Je me détachai de son emprise et le regardai malgré ma vision brouillée par les larmes.
— J'en sais rien de mes sentiments par rapport à toi, lâchai-je entre quelques sanglots. Comment tu peux savoir que tu m'aimes ?
— Je suppose que c'est ça. Je ne suis pas sûr non plus. Je n'ai jamais été amoureux... Mais j'ai envie d'être proche de toi Rey, de te connaître, de te prendre dans mes bras, je veux que tu sois heureuse et je me rends compte que ton absence m'attriste quelques fois... Et j'ai jamais eu ça pour personne. Sauf toi.
— C'est pas comme ça que les gens définissent l'amour, le contredis-je d'une faible voix.
— Mais on s'en fout de ce que disent les autres gens ! s'emporta-t-il légèrement. On peut donner notre propre vision des choses au monde !
Il me tendit sa main.
— Rey... Viens qu'on discute chez moi, qu'on mette les choses au clair... Je pense pas que tu sois d'état pour une soirée un peu trop alcoolisée.
— Non... Je ne veux pas qu'ils se posent des questions.
— Tu t'accroches encore trop à l'avis des autres ! Il faut que tu lâches prise !
Je détournai mon regard un instant et j'aperçus Finn qui venait de sortir du bar. Il y avait une étrange expression qui mêlait la peur et la colère. Il s'approcha alors d'un pas déterminé vers nous.
— Je vais vraiment avoir besoin d'explications cette fois-ci, annonça-t-il, l'air grave.
Puis il se tourna vers Ben, les sourcils d'autant plus froncés :
— Surtout parce que j'ai juste l'impression que tu es un enfoiré qui ne fait que faire pleurer mon amie !
— Finn, ce ne sont pas tes affaires. Laisse-nous gérer ça entre nous.

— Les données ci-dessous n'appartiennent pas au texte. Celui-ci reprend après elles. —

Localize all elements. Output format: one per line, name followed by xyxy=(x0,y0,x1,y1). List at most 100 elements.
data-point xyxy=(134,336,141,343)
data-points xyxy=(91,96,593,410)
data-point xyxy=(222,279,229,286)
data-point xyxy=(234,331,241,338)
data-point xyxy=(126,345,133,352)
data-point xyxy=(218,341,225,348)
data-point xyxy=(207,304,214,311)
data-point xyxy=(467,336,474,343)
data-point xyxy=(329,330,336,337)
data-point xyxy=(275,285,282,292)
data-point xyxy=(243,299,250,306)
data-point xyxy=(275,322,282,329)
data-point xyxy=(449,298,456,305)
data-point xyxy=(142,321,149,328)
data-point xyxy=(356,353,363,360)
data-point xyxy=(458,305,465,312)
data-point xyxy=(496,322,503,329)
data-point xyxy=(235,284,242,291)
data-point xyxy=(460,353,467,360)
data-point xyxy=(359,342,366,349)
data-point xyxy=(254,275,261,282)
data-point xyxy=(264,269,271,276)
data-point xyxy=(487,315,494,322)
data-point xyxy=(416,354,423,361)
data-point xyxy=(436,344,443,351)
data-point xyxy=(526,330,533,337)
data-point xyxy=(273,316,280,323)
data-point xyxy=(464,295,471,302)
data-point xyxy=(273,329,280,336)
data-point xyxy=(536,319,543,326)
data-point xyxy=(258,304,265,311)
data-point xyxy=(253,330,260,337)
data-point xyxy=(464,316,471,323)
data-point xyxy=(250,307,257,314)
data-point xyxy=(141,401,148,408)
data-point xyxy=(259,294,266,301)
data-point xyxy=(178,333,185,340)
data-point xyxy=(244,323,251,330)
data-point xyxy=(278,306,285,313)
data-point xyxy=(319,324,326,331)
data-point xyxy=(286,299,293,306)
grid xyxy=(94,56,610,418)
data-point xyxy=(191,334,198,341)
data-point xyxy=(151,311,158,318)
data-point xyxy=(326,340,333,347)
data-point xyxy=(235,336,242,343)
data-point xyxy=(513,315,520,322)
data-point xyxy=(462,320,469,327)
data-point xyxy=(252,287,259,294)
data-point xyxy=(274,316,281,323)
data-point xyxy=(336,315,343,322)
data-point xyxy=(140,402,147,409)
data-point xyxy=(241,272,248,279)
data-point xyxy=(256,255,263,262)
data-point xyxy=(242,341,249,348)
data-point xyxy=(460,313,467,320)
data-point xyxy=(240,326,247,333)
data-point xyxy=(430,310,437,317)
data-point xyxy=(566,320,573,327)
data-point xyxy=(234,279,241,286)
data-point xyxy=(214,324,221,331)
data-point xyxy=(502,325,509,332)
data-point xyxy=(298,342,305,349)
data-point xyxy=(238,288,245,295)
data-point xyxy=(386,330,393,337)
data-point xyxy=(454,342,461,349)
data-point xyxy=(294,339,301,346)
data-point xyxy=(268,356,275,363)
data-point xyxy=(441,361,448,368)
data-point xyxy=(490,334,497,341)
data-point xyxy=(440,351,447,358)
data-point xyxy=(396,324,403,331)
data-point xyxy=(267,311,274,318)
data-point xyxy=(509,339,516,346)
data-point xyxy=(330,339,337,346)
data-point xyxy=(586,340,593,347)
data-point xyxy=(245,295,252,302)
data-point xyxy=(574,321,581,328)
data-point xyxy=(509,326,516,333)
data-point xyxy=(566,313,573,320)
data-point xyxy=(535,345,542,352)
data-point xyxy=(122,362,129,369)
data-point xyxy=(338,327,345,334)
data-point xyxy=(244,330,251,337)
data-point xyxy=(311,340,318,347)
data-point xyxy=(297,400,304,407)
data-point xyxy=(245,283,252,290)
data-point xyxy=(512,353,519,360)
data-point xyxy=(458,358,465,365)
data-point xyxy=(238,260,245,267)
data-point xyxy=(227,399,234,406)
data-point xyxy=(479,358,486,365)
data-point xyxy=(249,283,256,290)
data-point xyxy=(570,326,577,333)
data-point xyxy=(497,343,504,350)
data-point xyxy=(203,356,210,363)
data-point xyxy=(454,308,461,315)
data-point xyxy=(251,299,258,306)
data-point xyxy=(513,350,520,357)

— Non, j'en ai marre de rester sur le côté, de ne rien dire et de juste voir Rey dans ce genre d'état !
— Il a raison, répliquai-je d'une faible voix.
— Pardon ? Est-ce que t'es au moins au courant des saloperies qu'il fait à son travail ?
Ben leva les yeux au ciel en soupirant, ça se voyait qu'il n'avait même pas envie de prendre la peine de lui répondre. Finn reprit alors de plus belle son discours :
— Visiblement, il essaie encore de te le cacher, mais pendant que nous, on essaie de protéger les gens, d'effacer leurs traces sur internet. Lui, il l'exploite totalement. T'as dû retrouver combien d'adresses de personne pour les refiler à leurs ex abusifs ?
— Ce n'est pas arrivé autant de fois que tu le crois, riposta le concerné.
— Mais c'est tout de même arrivé ! C'était des personnes qui avaient tout fait pour changer de domicile et ne plus retomber sur des connards comme ça, et tout ça, ça a été foutu en l'air, par ton travail. Parce que tu n'as aucune éthique et tu as accepté l'argent de ces enfoirés !
— Finn, tu n'as pas travaillé sur ces cas, alors tu ferais mieux de te taire. Tu n'as qu'entendu des bruits de couloirs !
— N'essaie pas de discréditer mes propos ! l'interdit aussitôt Finn.
Je me tournai vers Ben, probablement avec la pire mine du monde. En même temps, j'enchaînais les mésaventures ce soir.
— C'est pour ça que tu me disais rien ? m'enquis-je en tentant de garder une voix un minimum décente. Parce que nos entreprises avaient des intérêts contraires ? Parce que tu travailles dans tout ce contre je me bats ?
— C'est plus compliqué que tu ne le crois... Si tu veux, je peux t'expliquer en détail, mais chez moi.
— Non ! Je vais pas te suivre chez toi ! refusai-je en reculant d'un pas. Il est hors de question que je t'entende défendre des connards juste parce que c'est ton travail !
Ben évita alors mon regard pour se tourner vers Finn. Ce dernier semblait prendre un peu de plaisir dans cette situation tandis que ça me foutait juste complètement mal.
Puis le regard de Ben revint vers moi. Il lâcha un bref soupir, empreint d'une légère pointe de dédain, puis lança d'un air nonchalant :
— Très bien, je m'en vais. Mais j'espère que tu sauras expliquer à Finn, qui a visiblement un gros crush sur toi depuis un bon bout de temps, qu'il est probablement une des raisons qui t'a poussé à te lancer dans un faux couple.